La rhétorique anti-néolibérale et l’uniformisation de la vie intellectuelle

La question du néolibéralisme occupe une place centrale dans la pensée contemporaine. On pourrait presque affirmer qu’elle constitue l’équivalent de la « question sociale » qui se posait  à la fin du XIXème siècle. On trouve en effet dans les deux cas une même conviction que quelque chose de nouveau est en train d’arriver. Il existe pourtant une différence essentielle entre la situation d’hier et la présente. L’irruption de la « question sociale » avait débouché sur la naissance d’une époque particulièrement riche sur le plan intellectuel. Par riche, il ne faut pas seulement entendre une période d’invention, de création, de fabrication d’idées nouvelles. Il faut surtout comprendre une période de conflit, de confrontation, de dissensus : la réalité était l’objet d’interprétations contradictoires. Les diagnostics les plus divers, les analyses les plus antithétiques, les remèdes les plus antinomiques se sont opposés  les uns aux autres. Au cours de cette période, des visions du monde les plus radicalement hétérogènes se sont affrontées les unes aux autres.
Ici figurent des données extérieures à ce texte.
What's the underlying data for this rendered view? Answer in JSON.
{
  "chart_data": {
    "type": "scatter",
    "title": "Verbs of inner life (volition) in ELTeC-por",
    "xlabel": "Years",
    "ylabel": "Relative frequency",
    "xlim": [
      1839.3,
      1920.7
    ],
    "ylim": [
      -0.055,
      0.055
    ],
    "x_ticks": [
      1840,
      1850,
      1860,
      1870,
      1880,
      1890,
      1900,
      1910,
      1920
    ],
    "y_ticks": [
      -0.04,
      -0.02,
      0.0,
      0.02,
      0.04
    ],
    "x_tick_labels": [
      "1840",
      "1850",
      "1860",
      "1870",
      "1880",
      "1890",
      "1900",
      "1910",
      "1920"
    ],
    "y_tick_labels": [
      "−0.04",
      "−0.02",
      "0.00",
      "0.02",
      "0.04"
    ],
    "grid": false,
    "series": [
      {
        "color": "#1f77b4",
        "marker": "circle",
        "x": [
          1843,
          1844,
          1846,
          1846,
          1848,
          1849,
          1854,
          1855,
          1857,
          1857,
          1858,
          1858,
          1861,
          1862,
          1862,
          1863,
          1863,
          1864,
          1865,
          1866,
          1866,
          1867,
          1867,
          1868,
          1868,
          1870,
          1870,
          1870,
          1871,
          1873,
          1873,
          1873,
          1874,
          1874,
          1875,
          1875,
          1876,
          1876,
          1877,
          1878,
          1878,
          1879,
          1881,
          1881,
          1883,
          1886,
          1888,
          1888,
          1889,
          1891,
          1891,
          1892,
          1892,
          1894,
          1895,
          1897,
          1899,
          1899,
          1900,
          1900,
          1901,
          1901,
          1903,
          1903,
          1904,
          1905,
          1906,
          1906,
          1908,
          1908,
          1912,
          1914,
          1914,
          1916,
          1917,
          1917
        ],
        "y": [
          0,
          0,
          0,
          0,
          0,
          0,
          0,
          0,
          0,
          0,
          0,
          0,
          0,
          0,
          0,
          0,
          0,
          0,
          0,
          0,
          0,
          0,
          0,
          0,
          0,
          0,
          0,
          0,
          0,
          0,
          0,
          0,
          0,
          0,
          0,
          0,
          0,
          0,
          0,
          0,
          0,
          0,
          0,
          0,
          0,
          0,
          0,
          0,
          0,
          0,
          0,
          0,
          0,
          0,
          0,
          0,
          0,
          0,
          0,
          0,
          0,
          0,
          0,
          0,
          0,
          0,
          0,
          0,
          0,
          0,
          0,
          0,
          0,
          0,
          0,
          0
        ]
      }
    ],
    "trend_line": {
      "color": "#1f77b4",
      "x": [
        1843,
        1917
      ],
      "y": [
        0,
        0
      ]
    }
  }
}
C’est un processus inverse qui se produit actuellement. A la différence de la question sociale, la question néolibérale n’engendre pas une prolifération des conflits théoriques et des divisions politiques. Elle produit une uniformisation et une limitation de la vie intellectuelle. Elle suscite le consensus plus que le dissensus, efface des clivages au lieu d’en produire de nouveaux. Les livres, les articles, les tribunes consacrés à ce sujet (et ils sont nombreux !) utilisent presque systématiquement les mêmes rhétoriques, les mêmes perceptions, les mêmes grilles de lectures. De la droite dure à la gauche pseudo-révolutionnaire, de la gauche de plus en plus conservatrice (autour de la revue Esprit ou de Pierre Rosanvallon) à celle qui se présente comme radicale, les auteurs ressassent des analyses quasiment superposables. En d’autres termes : le problème du néolibéralisme agit aujourd’hui comme un puissant facteur d’éradication des clivages intellectuels et politiques – qui constituent pourtant l’un des éléments essentiels à la bonne santé du débat théorique. Au lieu de déclencher une multiplication d’interprétations contradictoires, il suscite des sentiments analogues chez des personnes dont on aurait pourtant pu attendre qu’elles prennent  des positions éloignées, voire opposées. Il y a aujourd’hui sur cette question une sorte de rétrécissement de l’espace du pensable et du dicible, d’appauvrissement des options possibles et disponibles, bref, une crise générale de la faculté d’imagination. Ce qui nous imposerait d’ailleurs de nous pencher sur ce phénomène curieux qui veut que des auteurs – ou, du moins des individus qui se pensent comme tels – se succèdent dans l’espace public à coup de livres, d’articles, de tribunes, etc. pour écrire ce qu’il est déjà possible de lire partout ailleurs et pour dire des choses mille fois dites et redites. A quelles nécessités étranges peut bien obéir une telle attitude, contradictoire avec la fonction même de l’acte d’écrire, avec le projet éthique de se constituer comme intellectuel ?  Pourquoi tenir un discours qui n’a pour but ni d’augmenter les connaissances, ni de déconstruire des évidences, ni de faire émerger des problèmes nouveaux, mais de répéter ce que l’on sait déjà (ou ce que l’on croit savoir) et de le réaffirmer ?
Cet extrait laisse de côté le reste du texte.